Родился дедушка в селе Журавлиха в крестьянской семье. Родители его, Мария Тихоновна и Трофим Степанович Воронковы, были необыкновенно доброй и любящей парой. Им было по шестнадцать лет, когда они полюбили друг друга. Он был высоким красавцем, а она очень маленькая была. Она убежала к нему, бедняку, наперекор родительской воле. Позже пришлось им пойти на поклон к богатому отцу Марии, проситься батраками. Всю свою долгую жизнь они прожили душа в душу. Вырастили четверых сыновей и одну дочку. Прадедушку Трофима нашли умершим через пять дней после похорон Марии, на их любимом месте – высоком берегу Барнаулки, куда он носил её на руках… им было по сто пять лет. Восемьдесят девять из них они прожили вместе.

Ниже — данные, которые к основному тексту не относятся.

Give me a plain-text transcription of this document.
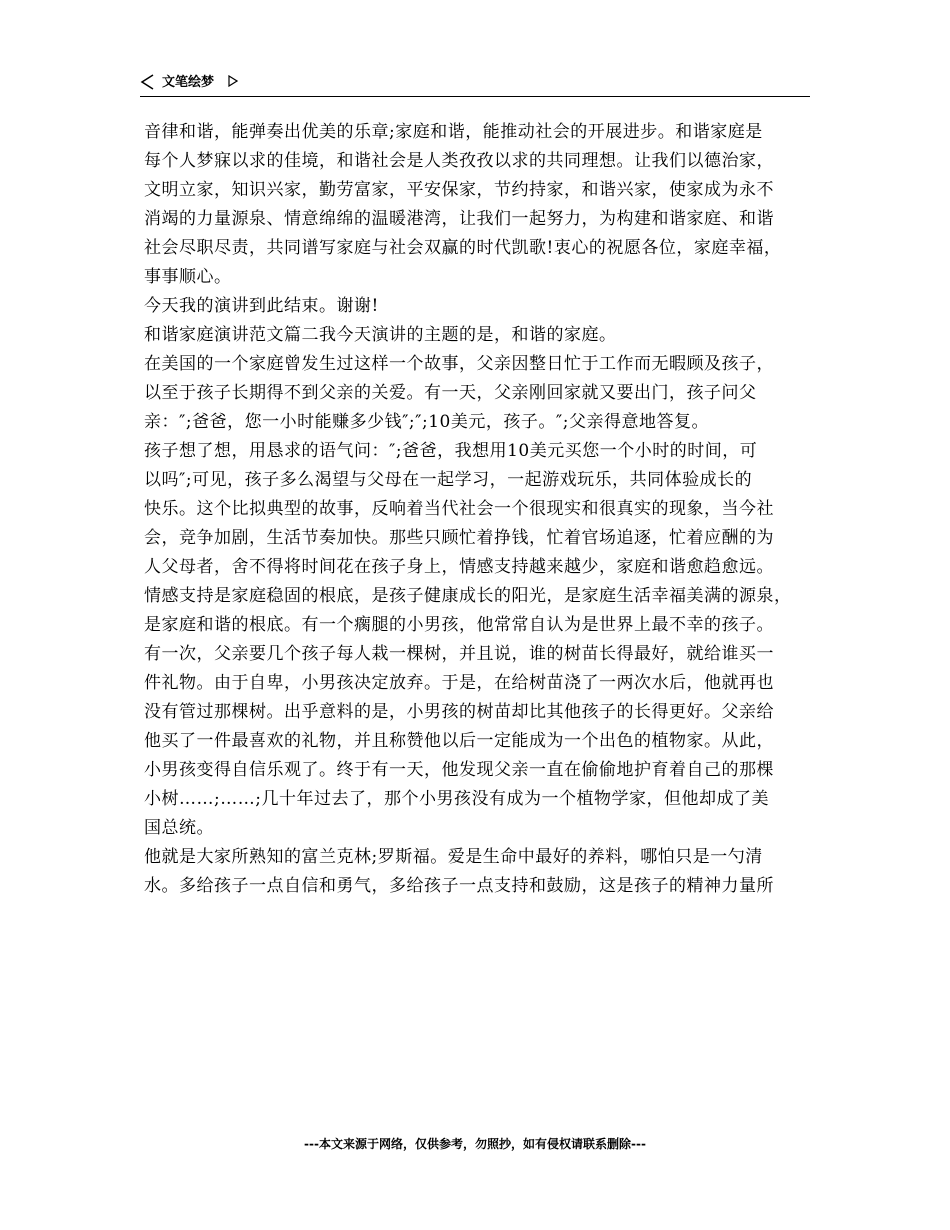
文笔绘梦
音律和谐，能弹奏出优美的乐章;家庭和谐，能推动社会的开展进步。和谐家庭是
每个人梦寐以求的佳境，和谐社会是人类孜孜以求的共同理想。让我们以德治家，
文明立家，知识兴家，勤劳富家，平安保家，节约持家，和谐兴家，使家成为永不
消竭的力量源泉、情意绵绵的温暖港湾，让我们一起努力，为构建和谐家庭、和谐
社会尽职尽责，共同谱写家庭与社会双赢的时代凯歌!衷心的祝愿各位，家庭幸福，
事事顺心。
今天我的演讲到此结束。谢谢!
和谐家庭演讲范文篇二我今天演讲的主题的是，和谐的家庭。
在美国的一个家庭曾发生过这样一个故事，父亲因整日忙于工作而无暇顾及孩子，
以至于孩子长期得不到父亲的关爱。有一天，父亲刚回家就又要出门，孩子问父
亲：″;爸爸，您一小时能赚多少钱″;″;10美元，孩子。″;父亲得意地答复。
孩子想了想，用恳求的语气问：″;爸爸，我想用10美元买您一个小时的时间，可
以吗″;可见，孩子多么渴望与父母在一起学习，一起游戏玩乐，共同体验成长的
快乐。这个比拟典型的故事，反响着当代社会一个很现实和很真实的现象，当今社
会，竞争加剧，生活节奏加快。那些只顾忙着挣钱，忙着官场追逐，忙着应酬的为
人父母者，舍不得将时间花在孩子身上，情感支持越来越少，家庭和谐愈趋愈远。
情感支持是家庭稳固的根底，是孩子健康成长的阳光，是家庭生活幸福美满的源泉，
是家庭和谐的根底。有一个瘸腿的小男孩，他常常自认为是世界上最不幸的孩子。
有一次，父亲要几个孩子每人栽一棵树，并且说，谁的树苗长得最好，就给谁买一
件礼物。由于自卑，小男孩决定放弃。于是，在给树苗浇了一两次水后，他就再也
没有管过那棵树。出乎意料的是，小男孩的树苗却比其他孩子的长得更好。父亲给
他买了一件最喜欢的礼物，并且称赞他以后一定能成为一个出色的植物家。从此，
小男孩变得自信乐观了。终于有一天，他发现父亲一直在偷偷地护育着自己的那棵
小树……;……;几十年过去了，那个小男孩没有成为一个植物学家，但他却成了美
国总统。
他就是大家所熟知的富兰克林;罗斯福。爱是生命中最好的养料，哪怕只是一勺清
水。多给孩子一点自信和勇气，多给孩子一点支持和鼓励，这是孩子的精神力量所
---本文来源于网络，仅供参考，勿照抄，如有侵权请联系删除---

Один из сыновей Трофима, мой дедушка, Макар Трофимович Воронков, был человеком всесторонне одаренным. Прекрасно рисовал, писал стихи, играл на нескольких музыкальных инструментах. Но ничем этим профессионально он не занялся. Увлёкся идеями революции. Со своей будущей женой, которую, как и его мать, звали Марией, они организовали агитационную бригаду. Выступали с концертами, спектаклями, агитируя народ за советскую власть. Он же и предупредил зажиточных родителей невесты о предстоящем раскулачивании и посоветовал отдать всё нажитое добровольно. Только это и спасло их от выселения из родного села. Позже Макар закончил Рабфак, вступил в Компартию и стал быстро подниматься по карьерой лестнице вверх. Трёх сыновей родила ему Мария. В тысяча девятьсот тридцать четвертом году Макар был делегатом партийного Съезда в Москве. Съезда, который позже назовут расстрельным, потому что больше половины его участников были вскоре репрессированы и расстреляны.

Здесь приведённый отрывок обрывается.